PennyPopPop −  This is a bs story. 1) You’re the VP of sales and are firing inside sales reps? Huh, ok… 2) you gave him a month paid leave? Your company is so small you personally fired him, but large enough it can pay a full month of leave?

Even large companies don’t offer that. 3) Almost all sales organization will have a performance improvement plan (PIP). You put under performing sales employees on a PIP which includes clear measurement for improvement.

If they don’t improve within the time period allotted, then you fire them. Whose ever heard of a few weeks lackluster performance = firing? This story is garbage or your company sucks.

blackmetalwarlock −  You are absolutely the a**hole. 100% YTA. D**th is incredibly serious and takes time to heal from. He is a human being, I am so appauled that you made the decision to do that. The stress of losing people you hold close is completely unimaginable.

I can’t even begin to understand how much worse that gets after you lose your income directly after. Seriously, I am just so disgusted with this action. Especially considering he was a great employee who you seemed to feel had room to grow with the company.

HardBoiledLibrary −  YTA- There were better options than just straight up firing him. Maybe have a meeting about his job performance? See if he needs counseling? This dude is clearly in the depths of despair, firing him was immature.

Pukit −  YTA. I’ve been a manager for a fair while and this is a horrid way of dealing with it. Id be surprised if he doesn’t take your company to an onbudsman for an unfair dismissal. Where was the caution, warnings, written letters?

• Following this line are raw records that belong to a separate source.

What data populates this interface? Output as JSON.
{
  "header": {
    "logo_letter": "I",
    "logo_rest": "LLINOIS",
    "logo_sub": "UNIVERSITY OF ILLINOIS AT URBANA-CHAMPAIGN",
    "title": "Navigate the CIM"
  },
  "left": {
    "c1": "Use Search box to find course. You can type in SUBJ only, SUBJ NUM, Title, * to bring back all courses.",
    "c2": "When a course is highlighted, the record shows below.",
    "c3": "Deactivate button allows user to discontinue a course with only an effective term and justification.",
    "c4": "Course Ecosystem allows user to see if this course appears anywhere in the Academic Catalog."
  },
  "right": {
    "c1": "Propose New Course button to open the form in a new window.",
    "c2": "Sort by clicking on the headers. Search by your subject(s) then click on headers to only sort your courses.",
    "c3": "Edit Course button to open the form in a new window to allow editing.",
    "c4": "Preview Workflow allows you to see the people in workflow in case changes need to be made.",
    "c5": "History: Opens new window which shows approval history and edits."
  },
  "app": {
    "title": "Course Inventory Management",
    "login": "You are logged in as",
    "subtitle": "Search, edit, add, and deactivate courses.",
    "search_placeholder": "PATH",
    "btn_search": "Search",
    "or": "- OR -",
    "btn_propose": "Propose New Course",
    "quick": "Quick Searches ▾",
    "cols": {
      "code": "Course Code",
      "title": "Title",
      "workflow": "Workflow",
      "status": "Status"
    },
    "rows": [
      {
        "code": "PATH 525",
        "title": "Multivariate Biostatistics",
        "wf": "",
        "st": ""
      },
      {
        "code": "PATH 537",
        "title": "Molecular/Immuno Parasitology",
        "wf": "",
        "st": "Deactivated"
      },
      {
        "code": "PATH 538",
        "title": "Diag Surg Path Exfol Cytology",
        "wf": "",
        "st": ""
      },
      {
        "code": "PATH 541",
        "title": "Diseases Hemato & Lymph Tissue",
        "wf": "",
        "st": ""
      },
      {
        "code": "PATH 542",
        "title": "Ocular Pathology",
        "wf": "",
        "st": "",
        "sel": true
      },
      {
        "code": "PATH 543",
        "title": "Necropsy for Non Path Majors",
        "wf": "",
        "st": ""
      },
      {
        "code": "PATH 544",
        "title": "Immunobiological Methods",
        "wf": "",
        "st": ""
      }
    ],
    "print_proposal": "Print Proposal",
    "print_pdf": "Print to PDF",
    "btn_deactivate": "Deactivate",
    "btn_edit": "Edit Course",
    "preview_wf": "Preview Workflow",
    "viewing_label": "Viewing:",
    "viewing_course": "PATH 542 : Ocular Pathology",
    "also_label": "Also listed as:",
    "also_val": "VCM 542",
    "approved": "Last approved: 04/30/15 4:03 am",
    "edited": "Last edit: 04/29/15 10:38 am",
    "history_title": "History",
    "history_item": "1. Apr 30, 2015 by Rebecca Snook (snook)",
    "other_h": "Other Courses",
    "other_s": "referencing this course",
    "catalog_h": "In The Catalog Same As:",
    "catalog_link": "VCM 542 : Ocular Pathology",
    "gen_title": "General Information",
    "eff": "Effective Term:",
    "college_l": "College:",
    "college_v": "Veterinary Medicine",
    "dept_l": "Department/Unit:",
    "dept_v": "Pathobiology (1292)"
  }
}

Hopefully he’ll have your company and you over a barrel.

Edit. Ty for the silver. And holy s**t, who knew the states was so backwards that you can’t take your employer to court for an unfair dismissal! Glad I don’t live there.

RelevantLeg −  YTA, you didn’t even give him a few weeks slack after he lost not one, but BOTH of his parents! Instead of firimg him you could have made a plan to help him get back on track, show him you cared (which you obviously don’t, but still) .. yeah, major dickmove!

Do you think the company acted fairly in letting the employee go, or was there more room for compassion considering the tragedy he experienced? What would you do if you were in the management’s position?